In Goteborg, Sweden’s second-largest city, large parts of the harbor were underwater.

The meteorological institutes for both countries issued extreme weather warnings Wednesday.

“This is a very serious situation that can lead to extensive consequences and damage,” the Norwegian Meteorological Institute said. Its Swedish counterpart issued a red warning for the west coast, saying that “very large amounts of rain causing extremely high flows in streams” could be expected.


Erik Hojgard-Olsen, a meteorologist with the Swedish Meteorological and Hydrological Institute, was quoted as saying by the Aftonbladet newspaper that the weather was unusual for this time of year.

“It is exceptional to have such a low-pressure [system] as Hans, which has brought so much rain for several days in a row,” he said. “Especially for being a summer month, it has lasted a long time.”

The Norwegian Water Resources and Energy Directorate upgraded its warning for floods and landslides from orange to red for parts of southern Norway.

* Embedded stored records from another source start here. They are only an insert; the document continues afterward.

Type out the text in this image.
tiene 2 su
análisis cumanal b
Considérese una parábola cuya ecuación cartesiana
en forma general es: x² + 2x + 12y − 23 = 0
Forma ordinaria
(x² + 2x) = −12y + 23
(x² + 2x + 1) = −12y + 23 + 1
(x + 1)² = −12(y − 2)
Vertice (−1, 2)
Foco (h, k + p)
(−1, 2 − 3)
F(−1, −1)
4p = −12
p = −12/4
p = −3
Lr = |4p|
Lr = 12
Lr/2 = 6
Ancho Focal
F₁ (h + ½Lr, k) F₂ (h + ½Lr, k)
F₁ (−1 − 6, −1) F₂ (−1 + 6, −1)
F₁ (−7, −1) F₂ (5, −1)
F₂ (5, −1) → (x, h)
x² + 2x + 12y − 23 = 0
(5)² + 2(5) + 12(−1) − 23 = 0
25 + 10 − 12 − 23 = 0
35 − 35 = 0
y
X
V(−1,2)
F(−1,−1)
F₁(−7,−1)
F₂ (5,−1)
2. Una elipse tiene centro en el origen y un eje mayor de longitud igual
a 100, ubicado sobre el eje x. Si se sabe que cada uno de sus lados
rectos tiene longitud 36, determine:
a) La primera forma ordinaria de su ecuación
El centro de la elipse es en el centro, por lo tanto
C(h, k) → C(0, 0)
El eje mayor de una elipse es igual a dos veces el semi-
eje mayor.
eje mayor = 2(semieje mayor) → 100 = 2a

The directorate said record flood levels were recorded in several places in the Drammensvassdraget, a drainage basin west of Oslo.

Erik Holmqvist, a senior engineer at the agency, said four lakes. including the Randsfjorden, the fourth-largest in Norway, were particularly vulnerable to flooding.

“We have to go all the way back to 1910 to get the same forecasts for the Randsfjorden,” Holmqvist told the VG newswpaper.

Norwegian Prime Minister Jonas Gahr Store visited the affected areas of southern Norway. “When the rain stops, another challenge begins: The water needs to get out,” he said.